Увлекаясь Романовым, Рада подсознательно надеялась, что за долгий период взглядов, сомнений и литературных диспутов она успеет понять, готова ли она к роману вообще и к роману с преподом в частности. Надежды рушились на глазах.

Рада глубоко вздохнула и медленно выдохнула, сделав губы трубочкой. Она пыталась унять волнение. Затем поставила на поднос чайник, кружки, миску с крендельками и английскую мятную шоколадку.

Романов ходил по комнате, разглядывая фотографии на стенах.

— Это Вы? — спросил он, указывая на черно-белый снимок.

Рада поставила поднос на журнальный столик и подошла к Романову.

— Да, это мы с братом и его другом Антоном в детстве, на даче.

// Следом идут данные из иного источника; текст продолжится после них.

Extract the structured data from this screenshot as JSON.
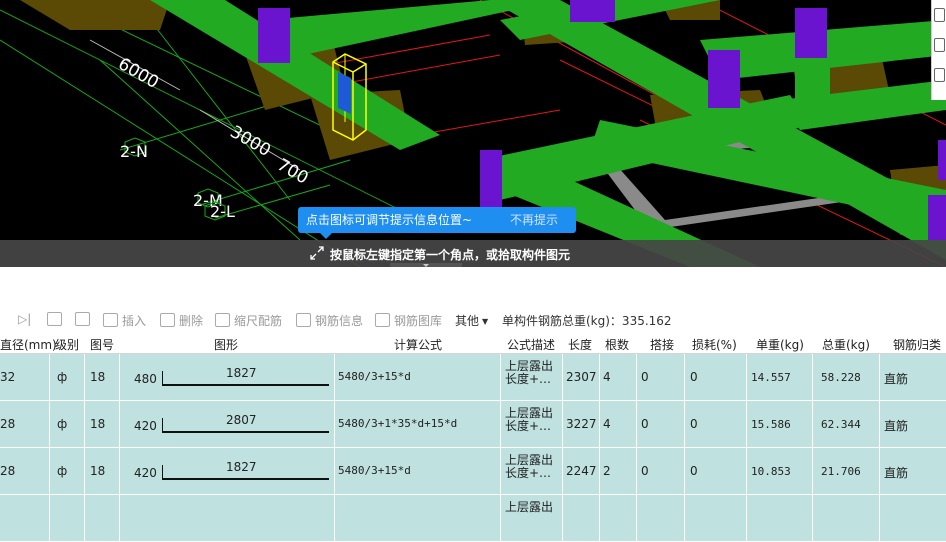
{
  "viewport": {
    "axis_labels": [
      "2-N",
      "2-M",
      "2-L"
    ],
    "dimensions": [
      "6000",
      "3000",
      "700"
    ],
    "tip_bubble": {
      "text": "点击图标可调节提示信息位置~",
      "dismiss": "不再提示"
    },
    "status_text": "按鼠标左键指定第一个角点，或拾取构件图元"
  },
  "toolbar": {
    "insert": "插入",
    "delete": "删除",
    "scale": "缩尺配筋",
    "rebar_info": "钢筋信息",
    "rebar_library": "钢筋图库",
    "other": "其他",
    "total_weight_label": "单构件钢筋总重(kg)：335.162"
  },
  "table": {
    "headers": [
      "直径(mm)",
      "级别",
      "图号",
      "图形",
      "计算公式",
      "公式描述",
      "长度",
      "根数",
      "搭接",
      "损耗(%)",
      "单重(kg)",
      "总重(kg)",
      "钢筋归类"
    ],
    "rows": [
      {
        "diameter": "32",
        "grade": "ф",
        "fig_no": "18",
        "hook": "480",
        "shape_len": "1827",
        "formula": "5480/3+15*d",
        "desc": "上层露出长度+…",
        "length": "2307",
        "count": "4",
        "lap": "0",
        "loss": "0",
        "unit_weight": "14.557",
        "total_weight": "58.228",
        "category": "直筋"
      },
      {
        "diameter": "28",
        "grade": "ф",
        "fig_no": "18",
        "hook": "420",
        "shape_len": "2807",
        "formula": "5480/3+1*35*d+15*d",
        "desc": "上层露出长度+…",
        "length": "3227",
        "count": "4",
        "lap": "0",
        "loss": "0",
        "unit_weight": "15.586",
        "total_weight": "62.344",
        "category": "直筋"
      },
      {
        "diameter": "28",
        "grade": "ф",
        "fig_no": "18",
        "hook": "420",
        "shape_len": "1827",
        "formula": "5480/3+15*d",
        "desc": "上层露出长度+…",
        "length": "2247",
        "count": "2",
        "lap": "0",
        "loss": "0",
        "unit_weight": "10.853",
        "total_weight": "21.706",
        "category": "直筋"
      },
      {
        "desc": "上层露出"
      }
    ]
  },
  "colors": {
    "beam": "#22aa22",
    "column": "#6a14d0",
    "footing": "#5a4a05",
    "selected": "#ffff00",
    "tip": "#1e8ef0",
    "row_bg": "#bfe1e0"
  }
}
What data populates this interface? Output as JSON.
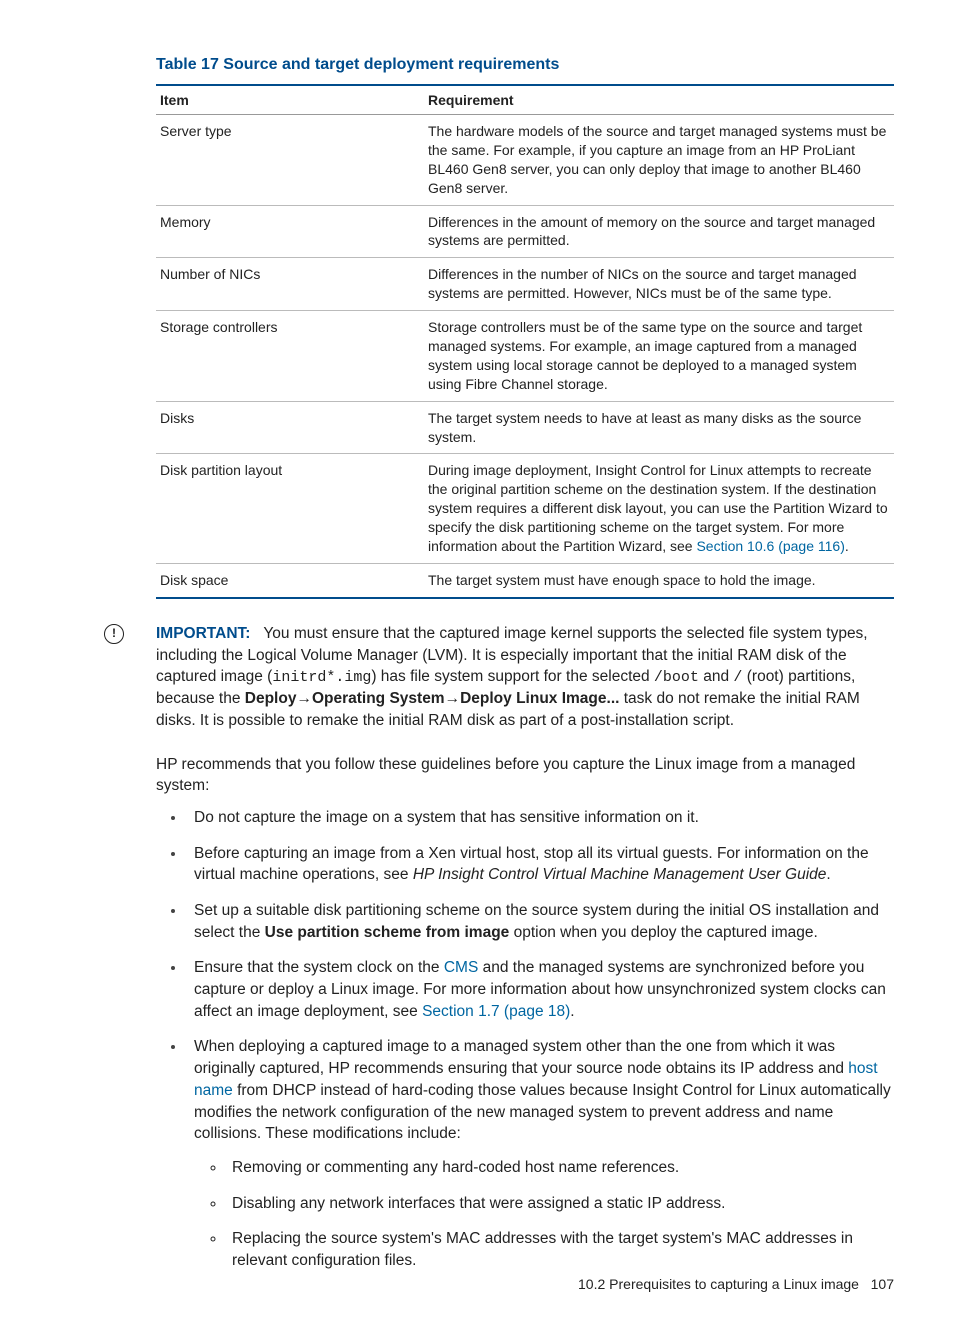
{
  "table": {
    "title": "Table 17 Source and target deployment requirements",
    "headers": {
      "item": "Item",
      "req": "Requirement"
    },
    "rows": [
      {
        "item": "Server type",
        "req": "The hardware models of the source and target managed systems must be the same. For example, if you capture an image from an HP ProLiant BL460 Gen8 server, you can only deploy that image to another BL460 Gen8 server."
      },
      {
        "item": "Memory",
        "req": "Differences in the amount of memory on the source and target managed systems are permitted."
      },
      {
        "item": "Number of NICs",
        "req": "Differences in the number of NICs on the source and target managed systems are permitted. However, NICs must be of the same type."
      },
      {
        "item": "Storage controllers",
        "req": "Storage controllers must be of the same type on the source and target managed systems. For example, an image captured from a managed system using local storage cannot be deployed to a managed system using Fibre Channel storage."
      },
      {
        "item": "Disks",
        "req": "The target system needs to have at least as many disks as the source system."
      },
      {
        "item": "Disk partition layout",
        "req_pre": "During image deployment, Insight Control for Linux attempts to recreate the original partition scheme on the destination system. If the destination system requires a different disk layout, you can use the Partition Wizard to specify the disk partitioning scheme on the target system. For more information about the Partition Wizard, see ",
        "req_link": "Section 10.6 (page 116)",
        "req_post": "."
      },
      {
        "item": "Disk space",
        "req": "The target system must have enough space to hold the image."
      }
    ]
  },
  "important": {
    "label": "IMPORTANT:",
    "pre": "You must ensure that the captured image kernel supports the selected file system types, including the Logical Volume Manager (LVM). It is especially important that the initial RAM disk of the captured image (",
    "code1": "initrd*.img",
    "mid1": ") has file system support for the selected ",
    "code2": "/boot",
    "mid2": " and ",
    "code3": "/",
    "mid3": " (root) partitions, because the ",
    "bold_path": "Deploy→Operating System→Deploy Linux Image...",
    "post": " task do not remake the initial RAM disks. It is possible to remake the initial RAM disk as part of a post-installation script."
  },
  "para1": "HP recommends that you follow these guidelines before you capture the Linux image from a managed system:",
  "bullets": {
    "b1": "Do not capture the image on a system that has sensitive information on it.",
    "b2_pre": "Before capturing an image from a Xen virtual host, stop all its virtual guests. For information on the virtual machine operations, see ",
    "b2_italic": "HP Insight Control Virtual Machine Management User Guide",
    "b2_post": ".",
    "b3_pre": "Set up a suitable disk partitioning scheme on the source system during the initial OS installation and select the ",
    "b3_bold": "Use partition scheme from image",
    "b3_post": " option when you deploy the captured image.",
    "b4_pre": "Ensure that the system clock on the ",
    "b4_link1": "CMS",
    "b4_mid": " and the managed systems are synchronized before you capture or deploy a Linux image. For more information about how unsynchronized system clocks can affect an image deployment, see ",
    "b4_link2": "Section 1.7 (page 18)",
    "b4_post": ".",
    "b5_pre": "When deploying a captured image to a managed system other than the one from which it was originally captured, HP recommends ensuring that your source node obtains its IP address and ",
    "b5_link": "host name",
    "b5_post": " from DHCP instead of hard-coding those values because Insight Control for Linux automatically modifies the network configuration of the new managed system to prevent address and name collisions. These modifications include:",
    "sub1": "Removing or commenting any hard-coded host name references.",
    "sub2": "Disabling any network interfaces that were assigned a static IP address.",
    "sub3": "Replacing the source system's MAC addresses with the target system's MAC addresses in relevant configuration files."
  },
  "footer": {
    "section": "10.2 Prerequisites to capturing a Linux image",
    "page": "107"
  }
}
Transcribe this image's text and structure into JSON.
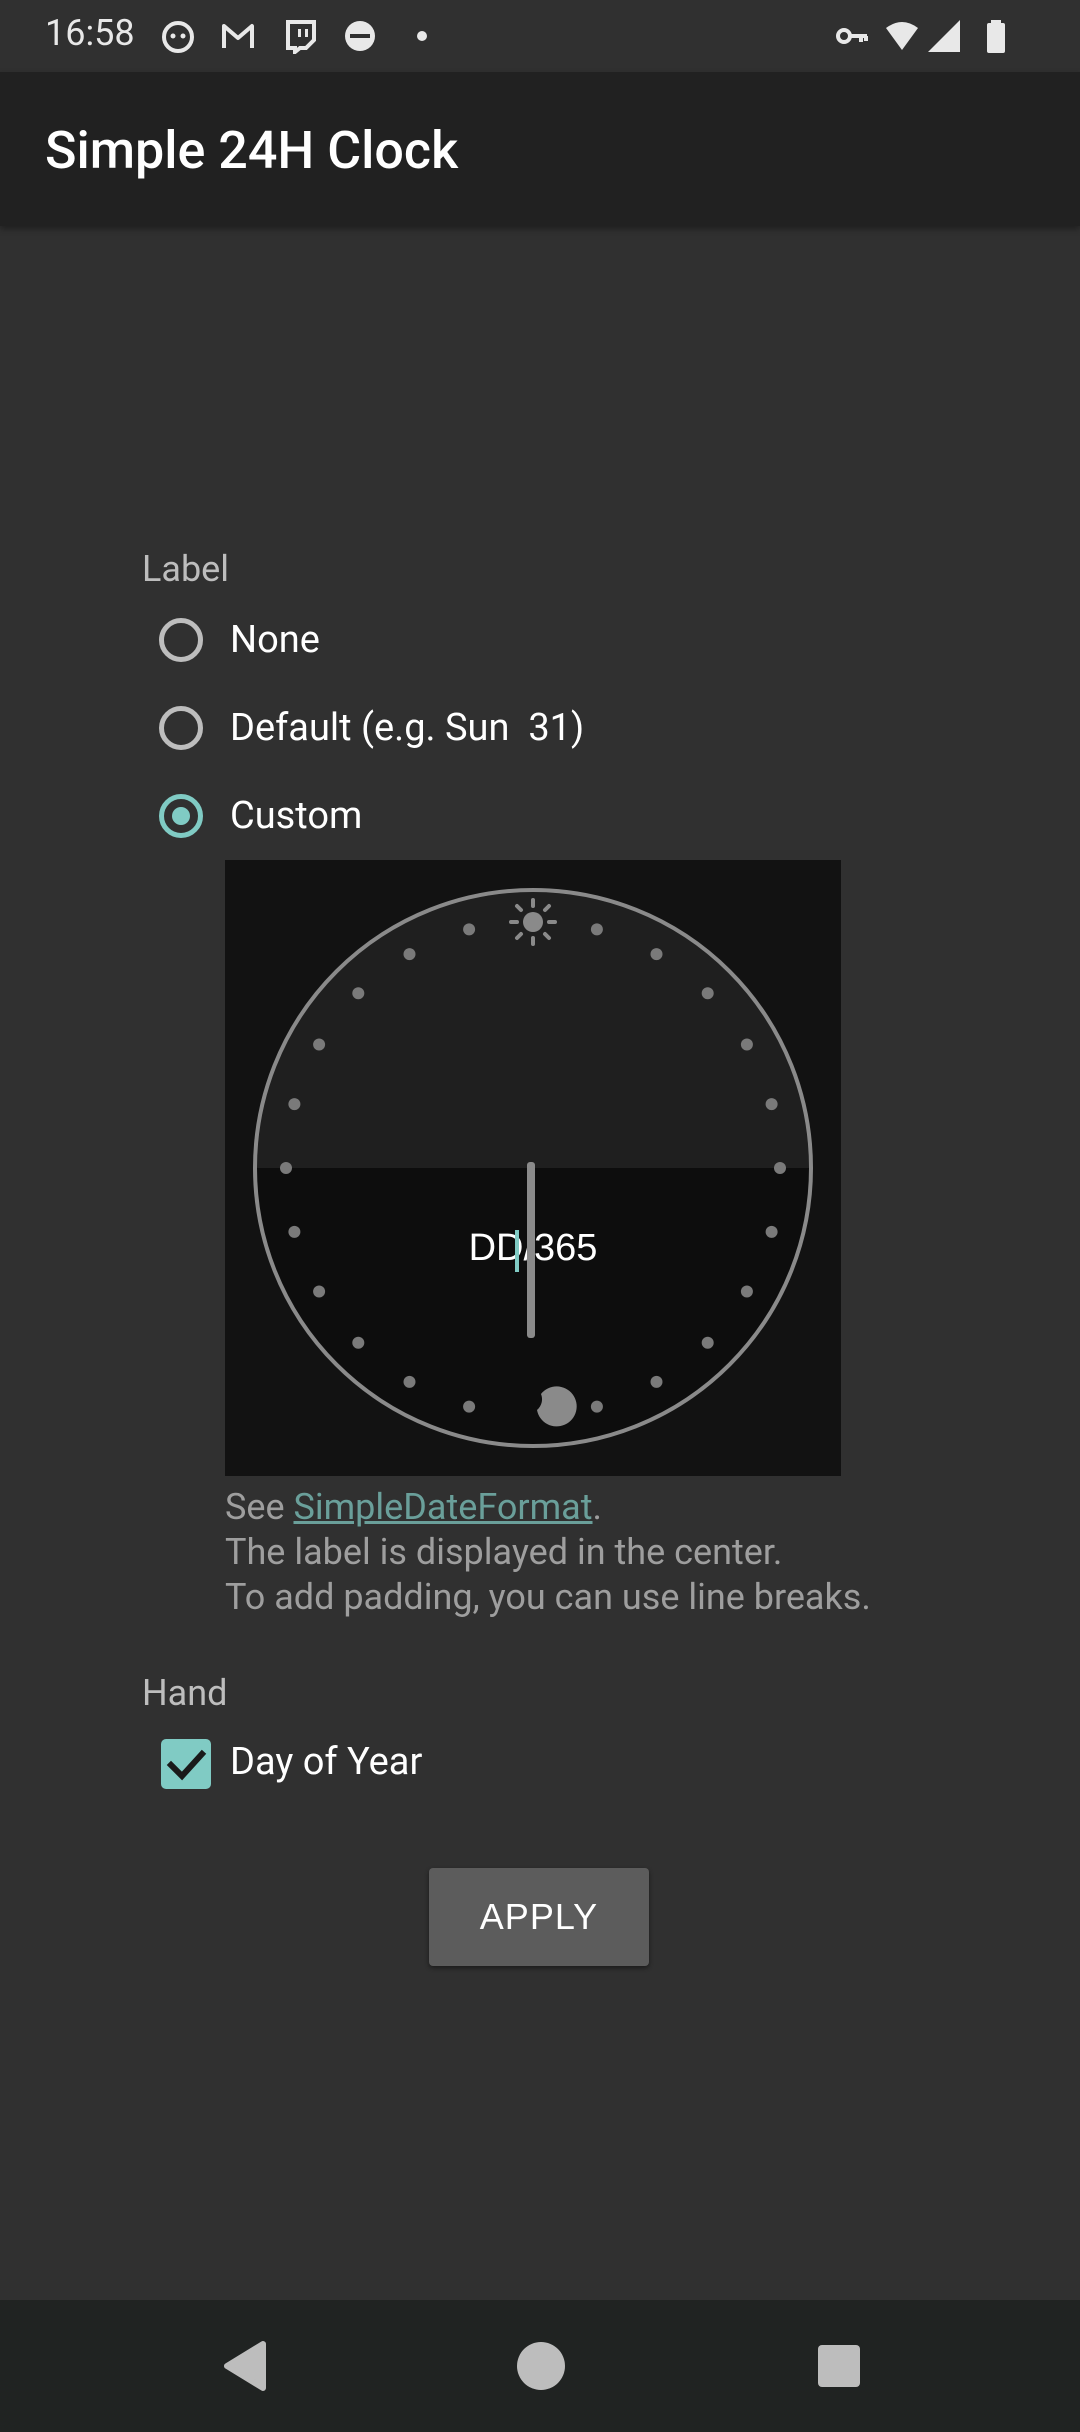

— А где у Вас дача? Кругом одни сосны…

— Это в Малаховке. Старые генеральские дачи.

— Вы из военной семьи?

— Нет. Мой родной отец умер, когда я была совсем маленькой. Потом мама вышла замуж за известного хирурга Скобельникова. Это как раз его дача. У него не было родных детей, поэтому дача осталась нам после его смерти. Там я провела все детство.

— Я слышал, в Малаховке очень красиво.

— Ага. Вот, смотрите, — Рада показала на цветной снимок большого формата. Сосновый лес в розовых лучах солнца. — Это недалеко от нашего дома.

— Ух ты… Неудивительно, что там давали дачи только выдающимся людям.

— Да. Мой отчим, Виктор Павлович, не любил дачу. Даже не знаю, почему. Они с мамой ездили отдыхать на море, в Абхазию или в Сочи. А нас оставляли на даче с домработницей.

— У Вас даже была домработница?

— Не у меня. И не совсем домработница… Она была у нас всем — няней, поварихой… Настоящей бабушкой. Она работала в семье отчима много лет, по-моему, у нее совсем не было родных. Виктор Павлович ее очень любил, как и все мы. Она была настоящим членом семьи. Но потом она умерла… К тому возрасту Денис уже почти заканчивал школу, поэтому мы летом жили на даче одни, мама только иногда приезжала нас проведать.

— Неужели она не боялась оставлять вас с братом одних?

— Да тут и бояться нечего, — улыбнулась Рада. — С моим братом и Антоном нам ничего не грозило. Они хорошие няньки.

— Вам повезло со старшим братом. Он заботится о Вас.

— Ага. Ну, пойдемте чай пить, а то остынет.

Романов присел на диван и взял кружку.

— Кстати, все забываю Вас спросить, — сказал он, сделав глоток. — Как поживает Ваш перевод?

— Перевод продвигается семимильными шагами. Пока я валялась дома с ногой, сделала больше половины. Сейчас взяла за правило переводить по несколько страниц каждое утро, когда голова посвежее.